Pour répondre à ce besoin, le NRC a déployé le Better Learning Programme (BLP), une initiative qui combine soutien psychosocial et réadaptation à l’école. Conçu en collaboration avec l’Université arctique de Norvège et les ministères de l’Éducation locaux, ce programme a permis à environ 100 000 enfants d’entamer un processus de guérison. Il aide notamment les jeunes à gérer le stress, réguler leurs émotions et retrouver une routine scolaire.
« Ces programmes donnent aux enfants les outils pour commencer à guérir, et aux communautés une chance de reconstruire l’espoir », souligne Hassane Hamadou, directeur régional du NRC pour l’Afrique de l’Ouest et centrale. Malgré ces progrès, une pénurie de financement limite l’accès à ces soins à une fraction des enfants qui en ont besoin, avertit l’organisation.
Le programme implique aussi les enseignants, souvent dépassés par la situation.

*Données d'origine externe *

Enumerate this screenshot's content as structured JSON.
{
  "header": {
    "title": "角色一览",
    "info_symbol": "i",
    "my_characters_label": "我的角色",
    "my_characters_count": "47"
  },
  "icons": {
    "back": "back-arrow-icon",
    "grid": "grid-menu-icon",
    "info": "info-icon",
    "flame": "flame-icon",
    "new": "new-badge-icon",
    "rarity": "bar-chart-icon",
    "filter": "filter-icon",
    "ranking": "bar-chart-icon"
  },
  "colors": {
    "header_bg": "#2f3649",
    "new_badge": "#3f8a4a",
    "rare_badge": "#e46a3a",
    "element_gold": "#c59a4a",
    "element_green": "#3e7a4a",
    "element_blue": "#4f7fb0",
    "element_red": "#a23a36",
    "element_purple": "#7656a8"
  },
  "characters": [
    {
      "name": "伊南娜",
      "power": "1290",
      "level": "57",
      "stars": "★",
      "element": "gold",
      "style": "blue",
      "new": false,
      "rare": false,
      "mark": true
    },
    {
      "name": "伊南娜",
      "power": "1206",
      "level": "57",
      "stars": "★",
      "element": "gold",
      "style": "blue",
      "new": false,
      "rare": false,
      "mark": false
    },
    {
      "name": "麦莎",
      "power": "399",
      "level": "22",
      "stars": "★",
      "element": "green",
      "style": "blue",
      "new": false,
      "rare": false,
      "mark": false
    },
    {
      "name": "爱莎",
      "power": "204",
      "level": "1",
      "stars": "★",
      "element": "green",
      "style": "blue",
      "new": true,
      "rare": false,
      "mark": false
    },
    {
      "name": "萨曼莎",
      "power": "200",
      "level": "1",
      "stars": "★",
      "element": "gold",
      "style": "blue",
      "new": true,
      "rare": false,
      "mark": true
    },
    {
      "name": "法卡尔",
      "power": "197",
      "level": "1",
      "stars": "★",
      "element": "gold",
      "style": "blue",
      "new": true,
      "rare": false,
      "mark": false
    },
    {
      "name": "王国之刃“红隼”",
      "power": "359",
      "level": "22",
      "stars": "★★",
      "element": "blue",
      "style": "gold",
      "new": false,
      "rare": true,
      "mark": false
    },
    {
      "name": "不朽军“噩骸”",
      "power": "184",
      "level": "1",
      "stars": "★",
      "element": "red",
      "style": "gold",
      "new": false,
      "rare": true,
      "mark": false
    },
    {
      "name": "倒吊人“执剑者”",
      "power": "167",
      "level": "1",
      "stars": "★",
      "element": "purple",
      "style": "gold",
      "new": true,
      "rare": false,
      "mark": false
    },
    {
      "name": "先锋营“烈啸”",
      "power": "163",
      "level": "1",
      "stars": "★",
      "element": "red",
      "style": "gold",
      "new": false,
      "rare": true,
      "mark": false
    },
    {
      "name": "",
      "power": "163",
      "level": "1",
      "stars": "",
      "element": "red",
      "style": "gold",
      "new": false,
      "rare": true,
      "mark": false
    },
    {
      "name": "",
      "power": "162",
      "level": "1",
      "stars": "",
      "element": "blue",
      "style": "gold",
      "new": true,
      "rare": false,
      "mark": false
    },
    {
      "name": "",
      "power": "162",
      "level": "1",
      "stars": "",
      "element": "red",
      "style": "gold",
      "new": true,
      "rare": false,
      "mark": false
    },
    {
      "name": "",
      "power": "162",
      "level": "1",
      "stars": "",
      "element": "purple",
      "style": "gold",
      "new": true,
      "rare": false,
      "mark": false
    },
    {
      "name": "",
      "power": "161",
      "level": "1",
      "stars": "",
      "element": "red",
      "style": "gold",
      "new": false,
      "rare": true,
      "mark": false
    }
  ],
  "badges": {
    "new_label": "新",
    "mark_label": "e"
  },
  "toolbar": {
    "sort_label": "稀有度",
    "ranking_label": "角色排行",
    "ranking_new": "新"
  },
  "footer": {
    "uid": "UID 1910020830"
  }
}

Ces derniers reçoivent une formation pour mieux accompagner les élèves touchés par le traumatisme, et utilisent des techniques simples comme des exercices de respiration pour instaurer un environnement plus serein en classe.
Plusieurs gouvernements de la région reconnaissent l’importance de l’approche. Au Burkina Faso, par exemple, le programme est en cours d’adoption à l’échelle nationale.
Pour le NRC, il est désormais urgent que les bailleurs internationaux augmentent significativement leur soutien, afin que ces initiatives puissent être mises en œuvre à une échelle répondant réellement à l’ampleur de la crise. L’organisation appelle également les autorités éducatives à intégrer de façon systématique le soutien psychosocial dans la formation des enseignants et dans les programmes scolaires.